I’m so happy that the Summer of Making is finally here — the craft portion begins tonight, when Denyse Schmidt is giving a lecture at the Museum of Contemporary Craft! She’ll describe her work, her process, and her approach to craft, and share images of new and in-progress projects… including a very special sneak preview of her upcoming Hope Valley fabric line! Denyse’s talk starts things off before her two-day workshop this Saturday and Sunday — which I am thrilled to be taking.
I had a chance to speak to her for a few minutes yesterday about the workshop, her current projects, and her thoughts on contemporary quilting.
Can you tell me a bit about the two-day workshop? I know you usually teach one-day classes.
Denyse: Yes, this is a new experience — more a combination of the regular and advanced Improvisational Patchwork classes. There’s so much more time that I think we’ll be able to take things quite far. Everyone will be working quite hard, and hopefully we’ll be doing some really cool stuff!
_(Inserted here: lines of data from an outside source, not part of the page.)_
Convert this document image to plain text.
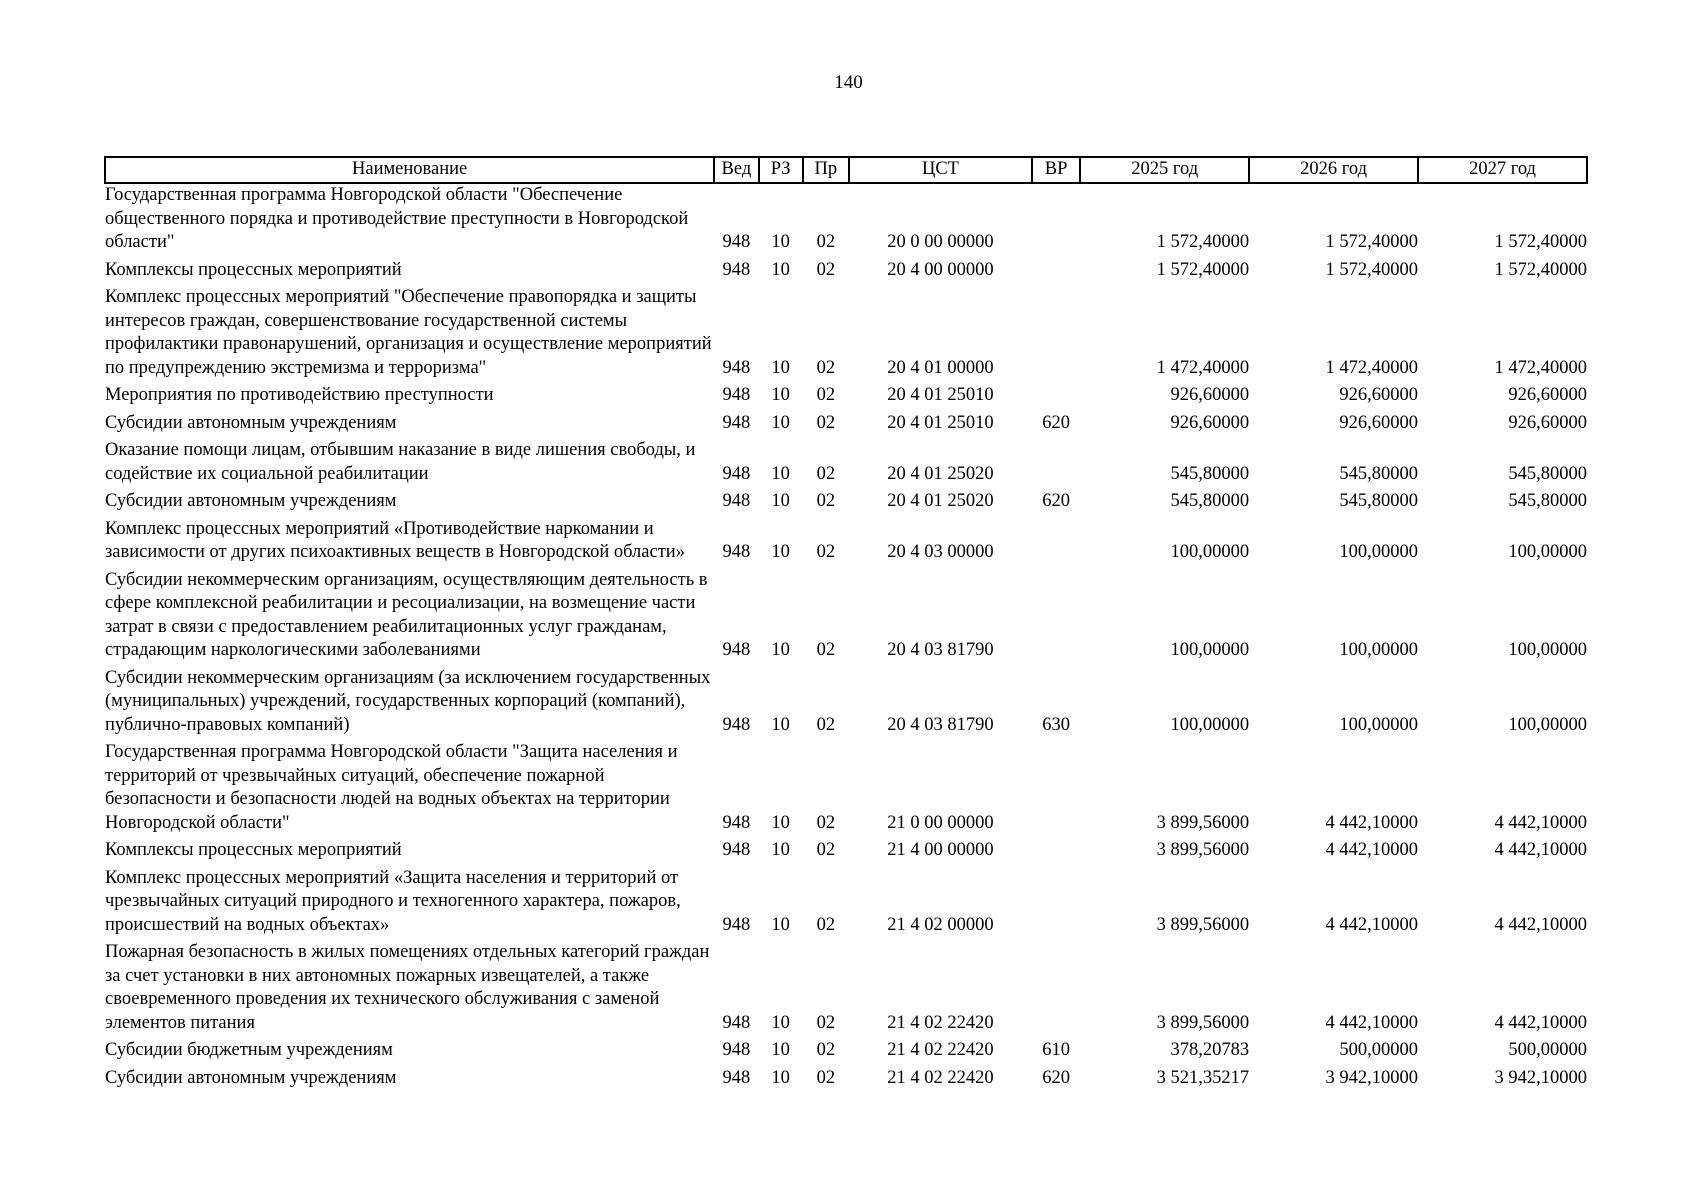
140
Наименование	Вед	РЗ	Пр	ЦСТ	ВР	2025 год	2026 год	2027 год
Государственная программа Новгородской области "Обеспечение общественного порядка и противодействие преступности в Новгородской области"	948	10	02	20 0 00 00000		1 572,40000	1 572,40000	1 572,40000
Комплексы процессных мероприятий	948	10	02	20 4 00 00000		1 572,40000	1 572,40000	1 572,40000
Комплекс процессных мероприятий "Обеспечение правопорядка и защиты интересов граждан, совершенствование государственной системы профилактики правонарушений, организация и осуществление мероприятий по предупреждению экстремизма и терроризма"	948	10	02	20 4 01 00000		1 472,40000	1 472,40000	1 472,40000
Мероприятия по противодействию преступности	948	10	02	20 4 01 25010		926,60000	926,60000	926,60000
Субсидии автономным учреждениям	948	10	02	20 4 01 25010	620	926,60000	926,60000	926,60000
Оказание помощи лицам, отбывшим наказание в виде лишения свободы, и содействие их социальной реабилитации	948	10	02	20 4 01 25020		545,80000	545,80000	545,80000
Субсидии автономным учреждениям	948	10	02	20 4 01 25020	620	545,80000	545,80000	545,80000
Комплекс процессных мероприятий «Противодействие наркомании и зависимости от других психоактивных веществ в Новгородской области»	948	10	02	20 4 03 00000		100,00000	100,00000	100,00000
Субсидии некоммерческим организациям, осуществляющим деятельность в сфере комплексной реабилитации и ресоциализации, на возмещение части затрат в связи с предоставлением реабилитационных услуг гражданам, страдающим наркологическими заболеваниями	948	10	02	20 4 03 81790		100,00000	100,00000	100,00000
Субсидии некоммерческим организациям (за исключением государственных (муниципальных) учреждений, государственных корпораций (компаний), публично-правовых компаний)	948	10	02	20 4 03 81790	630	100,00000	100,00000	100,00000
Государственная программа Новгородской области "Защита населения и территорий от чрезвычайных ситуаций, обеспечение пожарной безопасности и безопасности людей на водных объектах на территории Новгородской области"	948	10	02	21 0 00 00000		3 899,56000	4 442,10000	4 442,10000
Комплексы процессных мероприятий	948	10	02	21 4 00 00000		3 899,56000	4 442,10000	4 442,10000
Комплекс процессных мероприятий «Защита населения и территорий от чрезвычайных ситуаций природного и техногенного характера, пожаров, происшествий на водных объектах»	948	10	02	21 4 02 00000		3 899,56000	4 442,10000	4 442,10000
Пожарная безопасность в жилых помещениях отдельных категорий граждан за счет установки в них автономных пожарных извещателей, а также своевременного проведения их технического обслуживания с заменой элементов питания	948	10	02	21 4 02 22420		3 899,56000	4 442,10000	4 442,10000
Субсидии бюджетным учреждениям	948	10	02	21 4 02 22420	610	378,20783	500,00000	500,00000
Субсидии автономным учреждениям	948	10	02	21 4 02 22420	620	3 521,35217	3 942,10000	3 942,10000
I’m glad everyone in the class is giving themselves the gift of time to focus on making.
What have you been working on lately?
I’ve recently completed some quilts and and I have some others in progress. I’ll be sharing images of all of them at the lecture, as well as previews of my new Hope Valley fabric line! I don’t have fabric in hand yet but I will be able to show the designs. [Hope Valley will be coming out this fall - check out this tantalizing preview post at True Up for a bit more on the line!]
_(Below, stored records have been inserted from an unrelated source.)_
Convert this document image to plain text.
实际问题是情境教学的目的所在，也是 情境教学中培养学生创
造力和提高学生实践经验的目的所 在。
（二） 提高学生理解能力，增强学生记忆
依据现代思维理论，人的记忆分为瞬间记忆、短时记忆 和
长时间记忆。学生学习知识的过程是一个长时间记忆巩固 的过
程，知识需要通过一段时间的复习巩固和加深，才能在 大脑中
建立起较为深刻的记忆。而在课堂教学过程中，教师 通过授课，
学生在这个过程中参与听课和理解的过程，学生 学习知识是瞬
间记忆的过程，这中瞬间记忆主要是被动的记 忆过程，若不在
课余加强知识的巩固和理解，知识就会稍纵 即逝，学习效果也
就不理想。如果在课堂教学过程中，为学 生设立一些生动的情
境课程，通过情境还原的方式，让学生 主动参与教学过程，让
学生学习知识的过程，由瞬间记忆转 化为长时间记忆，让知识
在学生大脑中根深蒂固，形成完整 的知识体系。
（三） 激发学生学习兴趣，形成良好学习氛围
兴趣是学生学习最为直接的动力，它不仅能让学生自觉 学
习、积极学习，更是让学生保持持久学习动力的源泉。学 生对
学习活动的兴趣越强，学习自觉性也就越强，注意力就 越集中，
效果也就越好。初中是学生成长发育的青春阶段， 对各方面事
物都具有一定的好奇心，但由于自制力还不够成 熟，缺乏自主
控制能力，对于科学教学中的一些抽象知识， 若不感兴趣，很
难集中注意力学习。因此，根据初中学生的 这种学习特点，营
What are your thoughts on quilting these days?
There’s such a powerful interest in quilting now. I started my business 12 years ago and in the last 5 years I’ve seen interest build on the do-it-yourself end. There was such a renaissance of knitting a few years ago, and it seems to have carried over into “domestic crafts” now. Quilting has some built-in challenges, like the time factor and the need to use a sewing machine, so it’s been great to see the interest in it grow.
The Gee’s Bend quilts have been a big influence, too. And before that, there was a pivotal show of quilting at the Whitney in the 70s (“Abstract Design in American Quilts,” 1971), and I ran across the show catalog, which was a whole book of images, when I was starting my business. Jonathan Holstein wrote the introduction. He (and Gail van der Hoof) collected American quilts and in this show they were treated like contemporary paintings — put on the wall to view in that context for the first time.
Not all of them were masterpieces, not all were well made, some were quirky and simple, but they were so individual. In a world of traditional quilt shows and art quilts, they were really making a statement. And the Gee’s Bend show that opened in Houston and then went to the Whitney in 2002 was the first time since then that quilts were shown that way.
Design and the straightforward approach are what’s so interesting to me. I always make it up as I go along — the work seems more true that way.
Thank you, Denyse!
The lecture is free and open to the public. Hope to see you there!